Objective: This paper demonstrates the use of the OMOP CDM to harmonize COVID-19 sero-surveillance data from the Nairobi Urban Health and Demographic Surveillance System (HDSS).
Methods: In this study, we extracted data from the Nairobi Urban HDSS COVID-19 sero-surveillance database and mapped it to the OMOP CDM. We used open-source Observational Health Data Sciences and Informatics (OHDSI) tools like WhiteRabbit, RabbitInAHat, and USAGI. The steps included data profiling (scanning), mapping the vocabularies using the offline USAGI and online ATHENA, and designing the extract, transform, and load (ETL) process using RabbitInAHat. The ETL process was implemented using Pentaho Data Integration community edition software and structured query language (SQL). The target OMOP CDM can now be used to analyze the prevalence of COVID-19 antibodies in the Nairobi Urban HDSS population.

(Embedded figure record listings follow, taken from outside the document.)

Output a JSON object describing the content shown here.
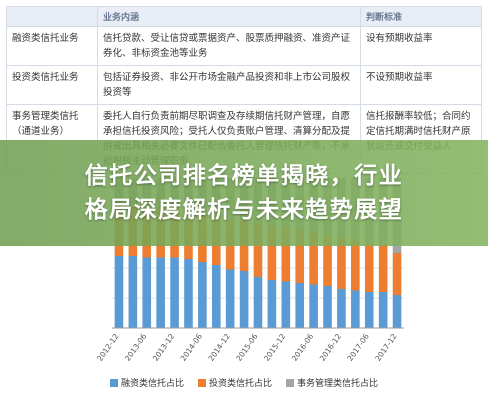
{
  "table": {
    "headers": [
      "",
      "业务内涵",
      "判断标准"
    ],
    "rows": [
      {
        "category": "融资类信托业务",
        "content": "信托贷款、受让信贷或票据资产、股票质押融资、准资产证券化、非标资金池等业务",
        "criteria": "设有预期收益率"
      },
      {
        "category": "投资类信托业务",
        "content": "包括证券投资、非公开市场金融产品投资和非上市公司股权投资等",
        "criteria": "不设预期收益率"
      },
      {
        "category": "事务管理类信托（通道业务）",
        "content": "委托人自行负责前期尽职调查及存续期信托财产管理，自愿承担信托投资风险；受托人仅负责账户管理、清算分配及提供或出具相关必要文件已配合委托人管理信托财产等，不承担积极主动管理职责",
        "criteria": "信托报酬率较低；合同约定信托期满时信托财产原状返还或交付受益人"
      }
    ]
  },
  "banner": {
    "line1": "信托公司排名榜单揭晓，行业",
    "line2": "格局深度解析与未来趋势展望"
  },
  "chart_data": {
    "type": "bar",
    "stacked": true,
    "categories": [
      "2012-12",
      "2013-03",
      "2013-06",
      "2013-09",
      "2013-12",
      "2014-03",
      "2014-06",
      "2014-09",
      "2014-12",
      "2015-03",
      "2015-06",
      "2015-09",
      "2015-12",
      "2016-03",
      "2016-06",
      "2016-09",
      "2016-12",
      "2017-03",
      "2017-06",
      "2017-09",
      "2017-12"
    ],
    "series": [
      {
        "name": "融资类信托占比",
        "color": "#5b9bd5",
        "values": [
          48,
          48,
          47,
          47,
          47,
          46,
          44,
          42,
          39,
          38,
          34,
          32,
          31,
          30,
          29,
          28,
          26,
          25,
          24,
          24,
          22
        ]
      },
      {
        "name": "投资类信托占比",
        "color": "#ed7d31",
        "values": [
          34,
          33,
          33,
          33,
          33,
          33,
          32,
          33,
          33,
          34,
          36,
          36,
          36,
          36,
          35,
          34,
          34,
          34,
          33,
          32,
          28
        ]
      },
      {
        "name": "事务管理类信托占比",
        "color": "#a5a5a5",
        "values": [
          18,
          19,
          20,
          20,
          20,
          21,
          24,
          25,
          28,
          28,
          30,
          32,
          33,
          34,
          36,
          38,
          40,
          41,
          43,
          44,
          50
        ]
      }
    ],
    "ylim": [
      0,
      100
    ]
  }
}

Results: We successfully mapped the Nairobi Urban HDSS COVID-19 sero-surveillance data to the OMOP CDM. The standardized dataset included information on demographics, COVID-19 symptoms, vaccination, and COVID-19 antibody test results.
Conclusions: The OMOP CDM is a valuable tool for harmonizing observational health data. Using the OMOP CDM facilitates the sharing and analysis of observational health data, leading to a better understanding of disease conditions and trends and improving evidence-based population health strategies.